Why 'Data Pipelines'? A Munging Manifesto

  • Cleaning data, moving it around, and getting it into the right shape is a huge amount of work!
  • To me it seems like a task that we are spending more and more time on, while still considering it secondary

People who use computers to analyze data for a living generally say they hate cleaning, organizing, munging and otherwise preparing the data for analysis.

A recent headline put it this way: "Cleaning Big Data: Most Time-Consuming, Least Enjoyable Data Science Task, Survey Says". The poll results showed 76% of respondents selected data preparation as the least enjoyable part of their work.

Now, I'm not saying I love preparing data, like, in of itself, as an intrinsically enjoyable task. But I do love the excitement from knowing that I'm close to having a brand new set of information available to learn from.

I guess I just look at it as, I'd rather get it done, fast and well.
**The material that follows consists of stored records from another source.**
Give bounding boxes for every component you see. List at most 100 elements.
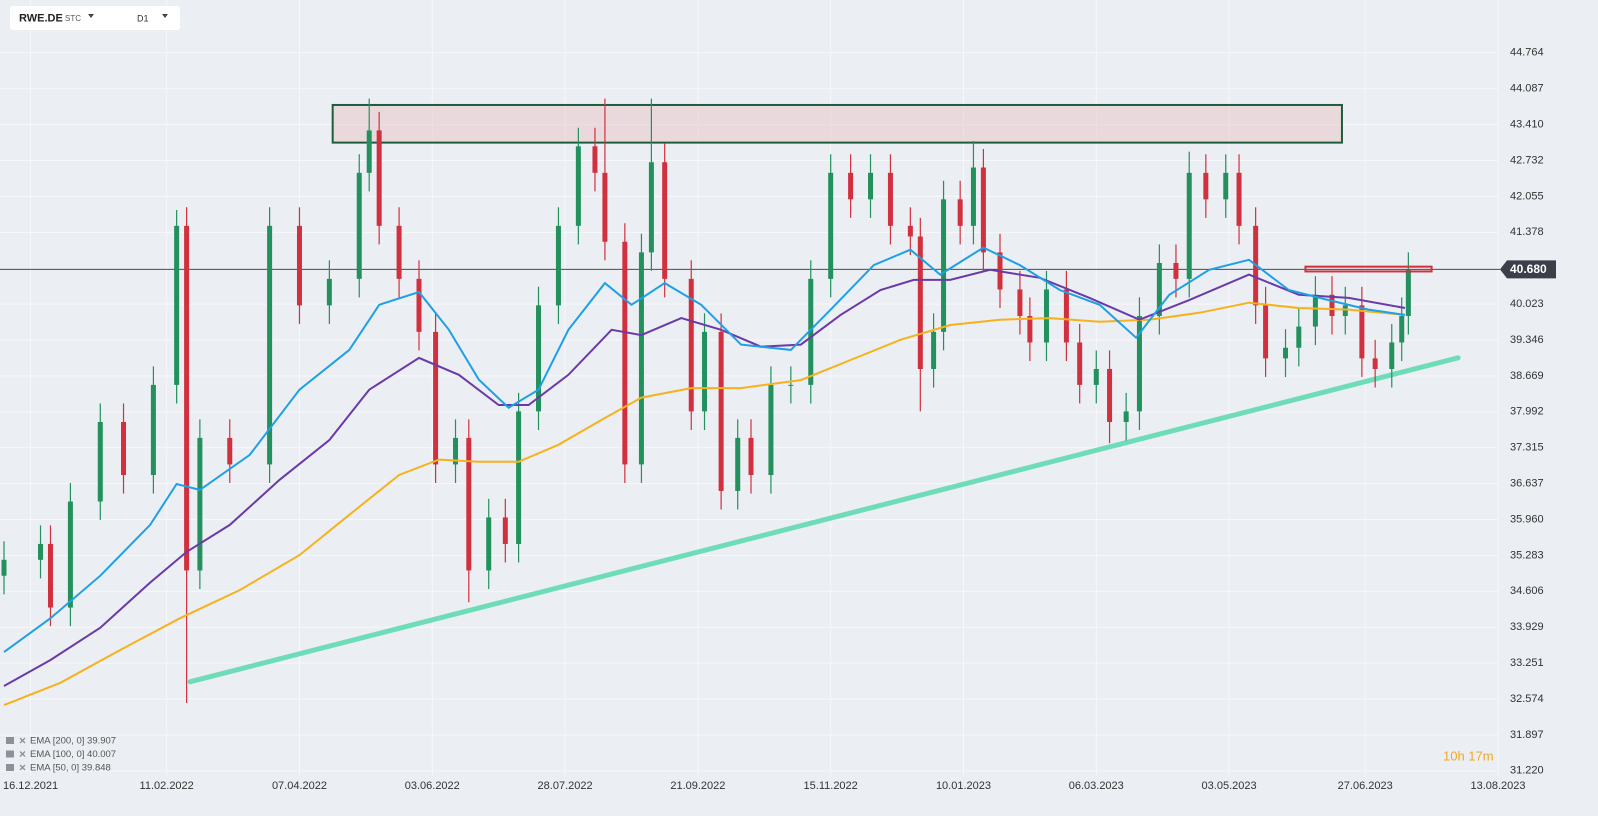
candle-body xyxy=(718,331,724,491)
candle-body xyxy=(1312,294,1318,327)
candle-body xyxy=(1405,269,1411,316)
y-tick-label: 35.960 xyxy=(1510,513,1544,525)
countdown: 10h 17m xyxy=(1443,748,1494,763)
legend-icon xyxy=(6,750,14,758)
candle-body xyxy=(1296,326,1302,348)
candle-body xyxy=(184,225,190,571)
candle-body xyxy=(662,162,668,279)
candle-body xyxy=(808,278,814,385)
dropdown-arrow[interactable] xyxy=(88,14,94,18)
symbol-box[interactable]: RWE.DE STC D1 xyxy=(10,6,180,30)
y-tick-label: 36.637 xyxy=(1510,478,1544,490)
candle-body xyxy=(1,559,7,576)
x-tick-label: 03.05.2023 xyxy=(1202,780,1257,792)
candle-body xyxy=(1359,305,1365,359)
trendline xyxy=(187,355,1461,685)
candle-body xyxy=(296,225,302,306)
price-marker xyxy=(1500,260,1556,279)
y-tick-label: 40.023 xyxy=(1510,298,1544,310)
x-tick-label: 28.07.2022 xyxy=(538,780,593,792)
candle-body xyxy=(536,305,542,412)
candle-body xyxy=(150,384,156,476)
candle-body xyxy=(1223,172,1229,200)
candle-body xyxy=(931,331,937,369)
candle-body xyxy=(1329,294,1335,316)
x-tick-label: 11.02.2022 xyxy=(140,780,194,792)
candle-body xyxy=(1399,315,1405,343)
y-tick-label: 31.897 xyxy=(1510,729,1544,741)
candle-body xyxy=(326,278,332,306)
candle-body xyxy=(941,199,947,332)
y-tick-label: 31.220 xyxy=(1510,765,1544,777)
candle-body xyxy=(1283,347,1289,359)
candle-body xyxy=(1077,342,1083,385)
candle-body xyxy=(688,278,694,412)
candle-body xyxy=(1236,172,1242,226)
candle-body xyxy=(592,146,598,173)
candle-body xyxy=(957,199,963,226)
candle-body xyxy=(227,437,233,465)
y-tick-label: 42.732 xyxy=(1510,154,1544,166)
candle-body xyxy=(555,225,561,306)
legend-remove xyxy=(19,751,26,757)
candle-body xyxy=(575,146,581,226)
x-tick-label: 13.08.2023 xyxy=(1470,780,1525,792)
y-tick-label: 44.764 xyxy=(1510,47,1544,59)
interval[interactable]: D1 xyxy=(137,13,149,23)
candle-body xyxy=(38,543,44,560)
candle-body xyxy=(197,437,203,571)
x-tick-label: 27.06.2023 xyxy=(1338,780,1393,792)
legend-remove xyxy=(19,764,26,771)
candle-body xyxy=(887,172,893,226)
candle-body xyxy=(1093,368,1099,385)
candle-body xyxy=(1342,305,1348,316)
candle-body xyxy=(502,517,508,544)
market: STC xyxy=(65,14,81,23)
candle-body xyxy=(1203,172,1209,200)
candle-body xyxy=(788,384,794,386)
x-tick-label: 06.03.2023 xyxy=(1069,780,1124,792)
symbol: RWE.DE xyxy=(19,12,63,24)
legend-remove xyxy=(19,737,26,744)
candle-body xyxy=(1156,262,1162,316)
ema-line xyxy=(3,246,1406,653)
candle-body xyxy=(768,384,774,476)
candle-body xyxy=(828,172,834,279)
candle-body xyxy=(376,130,382,226)
y-tick-label: 44.087 xyxy=(1510,83,1544,95)
candle-body xyxy=(848,172,854,200)
candle-body xyxy=(97,422,103,502)
x-tick-label: 15.11.2022 xyxy=(804,780,858,792)
legend-label: EMA [50, 0] 39.848 xyxy=(30,763,111,774)
candle-body xyxy=(453,437,459,465)
y-tick-label: 41.378 xyxy=(1510,226,1544,238)
candle-body xyxy=(366,130,372,173)
candle-body xyxy=(396,225,402,279)
legend: EMA [200, 0] 39.907 EMA [100, 0] 40.007 EM… xyxy=(6,736,116,774)
candle-body xyxy=(602,172,608,242)
x-tick-label: 03.06.2022 xyxy=(405,780,460,792)
candle-body xyxy=(47,543,53,608)
candle-body xyxy=(1017,289,1023,316)
resistance-zone xyxy=(331,103,1343,144)
candle-body xyxy=(735,437,741,491)
candle-body xyxy=(1186,172,1192,279)
candle-body xyxy=(67,501,73,608)
candle-body xyxy=(1263,305,1269,359)
candle-body xyxy=(907,225,913,237)
legend-label: EMA [100, 0] 40.007 xyxy=(30,749,116,760)
dropdown-arrow[interactable] xyxy=(162,14,168,18)
candle-body xyxy=(516,411,522,544)
candle-body xyxy=(1389,342,1395,369)
candle-body xyxy=(466,437,472,571)
plot-area xyxy=(0,98,1500,707)
candle-body xyxy=(748,437,754,476)
candle-body xyxy=(702,331,708,412)
candle-body xyxy=(638,252,644,465)
candle-body xyxy=(917,236,923,369)
candle-body xyxy=(648,162,654,253)
y-tick-label: 38.669 xyxy=(1510,370,1544,382)
x-tick-label: 21.09.2022 xyxy=(670,780,725,792)
y-tick-label: 39.346 xyxy=(1510,334,1544,346)
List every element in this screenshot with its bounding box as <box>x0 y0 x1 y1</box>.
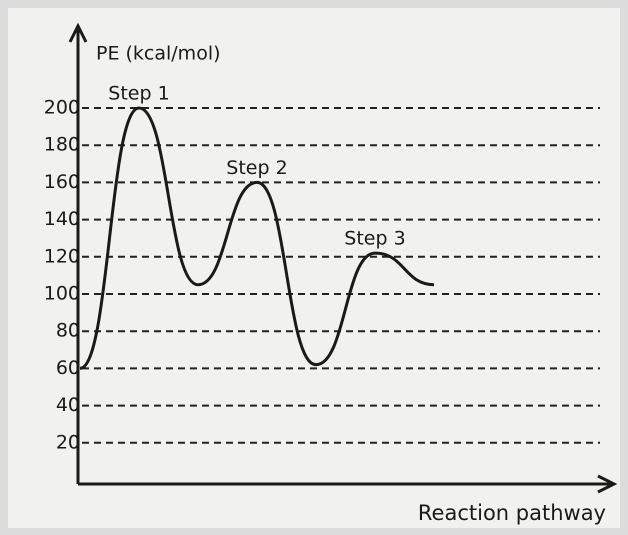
step-annotation: Step 3 <box>344 228 405 250</box>
x-axis-arrow <box>597 474 618 494</box>
y-tick-label: 200 <box>44 97 80 119</box>
y-tick-label: 140 <box>44 208 80 230</box>
energy-curve <box>79 106 435 370</box>
y-tick-label: 40 <box>56 394 80 416</box>
y-tick-label: 100 <box>44 283 80 305</box>
y-axis-label: PE (kcal/mol) <box>96 43 221 65</box>
y-tick-label: 120 <box>44 245 80 267</box>
y-axis-arrow <box>68 22 88 43</box>
y-tick-label: 60 <box>56 357 80 379</box>
y-tick-label: 20 <box>56 431 80 453</box>
y-tick-label: 180 <box>44 134 80 156</box>
step-annotation: Step 2 <box>226 157 287 179</box>
y-tick-label: 80 <box>56 320 80 342</box>
paper <box>8 8 620 528</box>
y-tick-label: 160 <box>44 171 80 193</box>
x-axis-label: Reaction pathway <box>418 501 606 525</box>
step-annotation: Step 1 <box>108 83 169 105</box>
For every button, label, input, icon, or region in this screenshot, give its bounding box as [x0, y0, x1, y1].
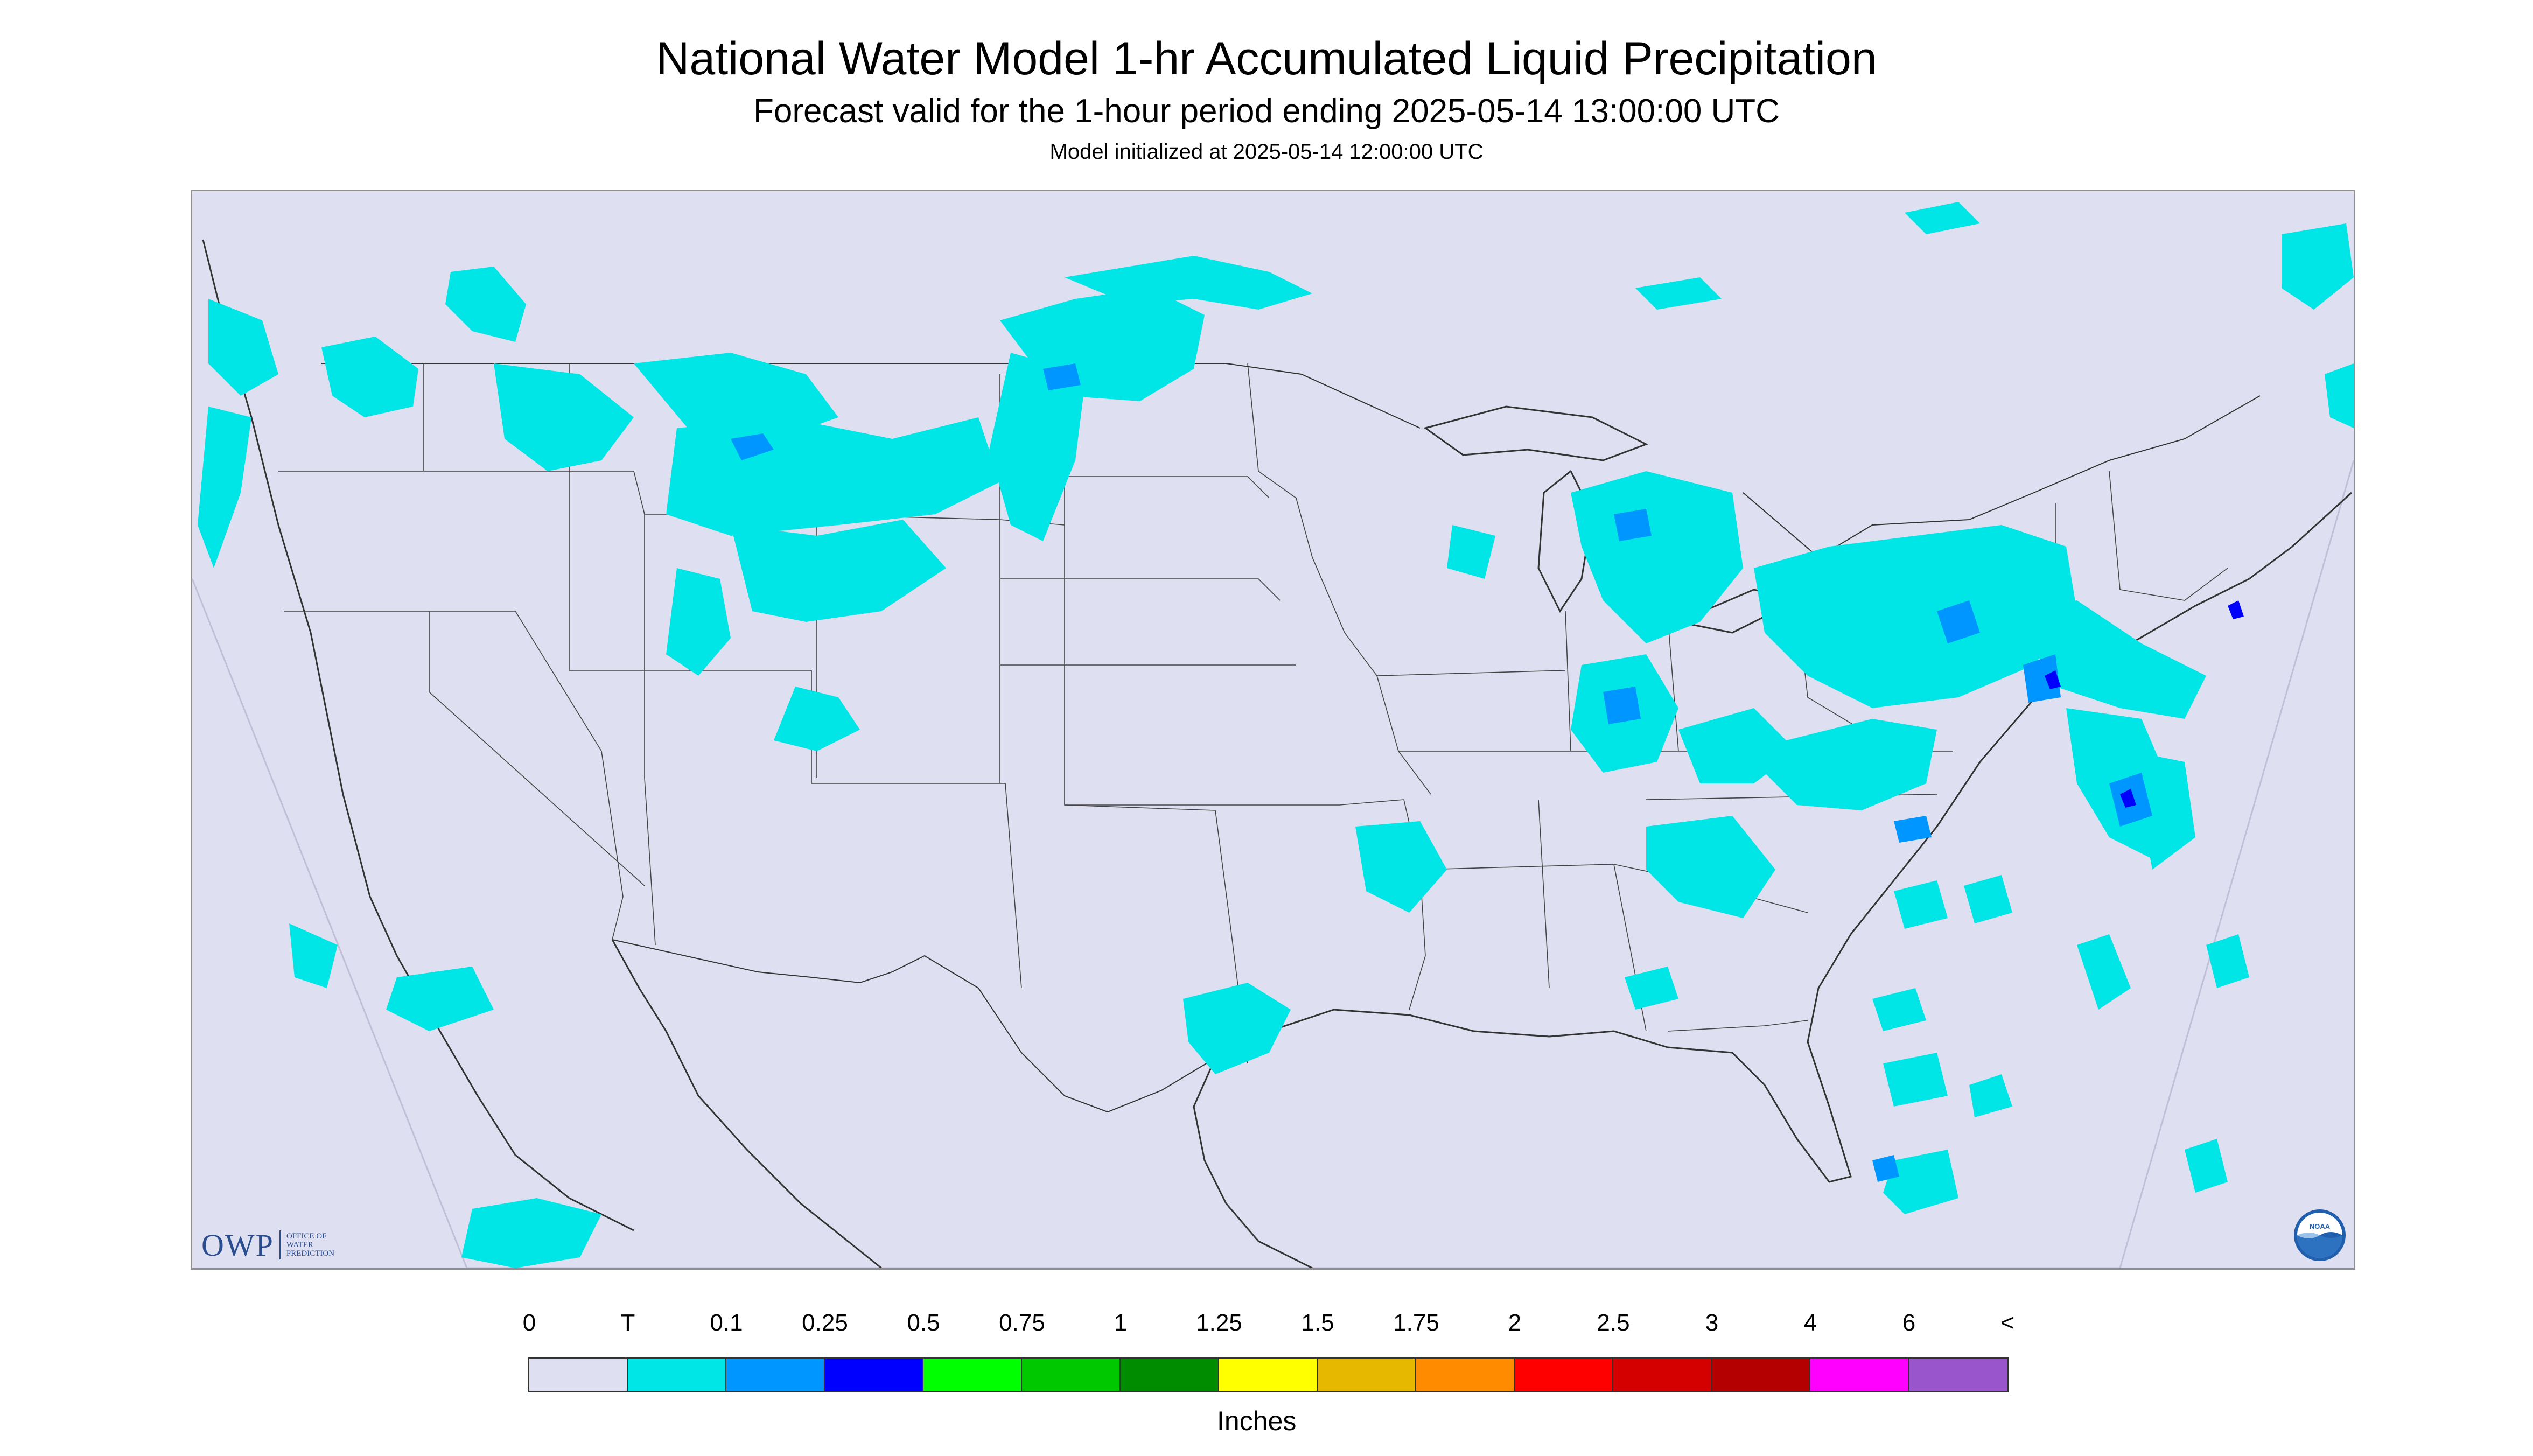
legend-swatch	[1515, 1359, 1613, 1391]
legend-swatch	[1022, 1359, 1121, 1391]
mexico-west-coast	[611, 939, 882, 1268]
state-line	[284, 611, 624, 940]
legend-tick-label: T	[620, 1310, 635, 1336]
legend-swatch	[628, 1359, 726, 1391]
legend-tick-labels: 0 T 0.1 0.25 0.5 0.75 1 1.25 1.5 1.75 2 2.5 3 4 6 <	[523, 1310, 2025, 1336]
legend-swatch	[923, 1359, 1022, 1391]
legend-tick-label: 1.75	[1393, 1310, 1439, 1336]
state-line	[1538, 799, 1550, 989]
legend-unit-label: Inches	[1217, 1406, 1297, 1436]
state-line	[644, 514, 656, 946]
legend-swatch	[1416, 1359, 1515, 1391]
legend-tick-label: 2.5	[1597, 1310, 1630, 1336]
legend-tick-label: 0.1	[710, 1310, 743, 1336]
state-line	[1376, 670, 1566, 676]
legend-swatch	[825, 1359, 923, 1391]
legend-tick-label: 3	[1705, 1310, 1719, 1336]
map-title: National Water Model 1-hr Accumulated Li…	[656, 33, 1877, 85]
owp-logo-line-2: WATER	[286, 1241, 313, 1249]
model-init-time: Model initialized at 2025-05-14 12:00:00…	[1049, 140, 1484, 164]
owp-logo: OWP OFFICE OF WATER PREDICTION	[201, 1227, 334, 1263]
legend-tick-label: 1.25	[1196, 1310, 1242, 1336]
legend-swatch	[1318, 1359, 1416, 1391]
legend-swatch	[529, 1359, 628, 1391]
state-line	[2109, 471, 2121, 590]
precip-heavy	[2045, 600, 2244, 808]
legend-swatch	[1810, 1359, 1909, 1391]
owp-logo-divider	[279, 1230, 281, 1259]
map-background	[192, 191, 2354, 1268]
legend-tick-label: 0.75	[999, 1310, 1045, 1336]
map-canvas	[192, 191, 2354, 1268]
legend-color-bar	[528, 1357, 2009, 1392]
state-line	[1000, 476, 1270, 499]
us-canada-border-west	[321, 363, 1421, 429]
legend-swatch	[1712, 1359, 1810, 1391]
legend-swatch	[1121, 1359, 1219, 1391]
legend-swatch	[726, 1359, 825, 1391]
owp-logo-line-1: OFFICE OF	[286, 1232, 327, 1241]
legend-tick-label: 0	[522, 1310, 536, 1336]
state-line	[1247, 363, 1431, 795]
state-line	[1000, 578, 1281, 601]
state-line	[1565, 611, 1571, 752]
noaa-logo-text: NOAA	[2310, 1222, 2331, 1230]
owp-logo-abbrev: OWP	[201, 1227, 274, 1263]
state-line	[1065, 799, 1404, 806]
legend-tick-label: 1.5	[1301, 1310, 1334, 1336]
legend-tick-label: 4	[1803, 1310, 1817, 1336]
state-line	[1667, 616, 1679, 752]
legend-tick-label: 2	[1508, 1310, 1522, 1336]
legend-tick-label: 6	[1902, 1310, 1916, 1336]
legend-tick-label: 1	[1114, 1310, 1128, 1336]
legend-swatch	[1219, 1359, 1318, 1391]
precipitation-map	[191, 190, 2355, 1270]
noaa-logo-icon: NOAA	[2294, 1209, 2346, 1261]
state-line	[429, 611, 645, 886]
precip-trace	[198, 202, 2354, 1268]
mexico-gulf-coast	[1193, 1058, 1313, 1268]
state-line	[2119, 568, 2228, 601]
precip-light	[731, 363, 2152, 1182]
state-line	[1667, 1020, 1808, 1032]
legend-swatch	[1909, 1359, 2007, 1391]
legend-tick-label: 0.5	[907, 1310, 940, 1336]
lake-superior	[1423, 405, 1648, 461]
us-mexico-border	[612, 939, 1216, 1113]
legend-tick-label: 0.25	[802, 1310, 848, 1336]
map-subtitle: Forecast valid for the 1-hour period end…	[753, 93, 1780, 130]
owp-logo-name: OFFICE OF WATER PREDICTION	[286, 1232, 334, 1258]
projection-boundary	[192, 460, 2354, 1268]
owp-logo-line-3: PREDICTION	[286, 1249, 335, 1258]
legend-tick-label: <	[2000, 1310, 2014, 1336]
legend-swatch	[1613, 1359, 1712, 1391]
My "least enjoyable part" of the work is waiting for slow programs to finish running. Everyone understands the idea of how increased productivity with some tool can decrease "time to market," but usually it's a point made to justify "fast to write, slow to execute" code. I've experienced another kind of productivity boost, where the development time with Rust isn't actually longer, the execution time is astronomically faster, and suddenly there are categories of analysis available that simply weren't possible before. And that's something I can get excited about.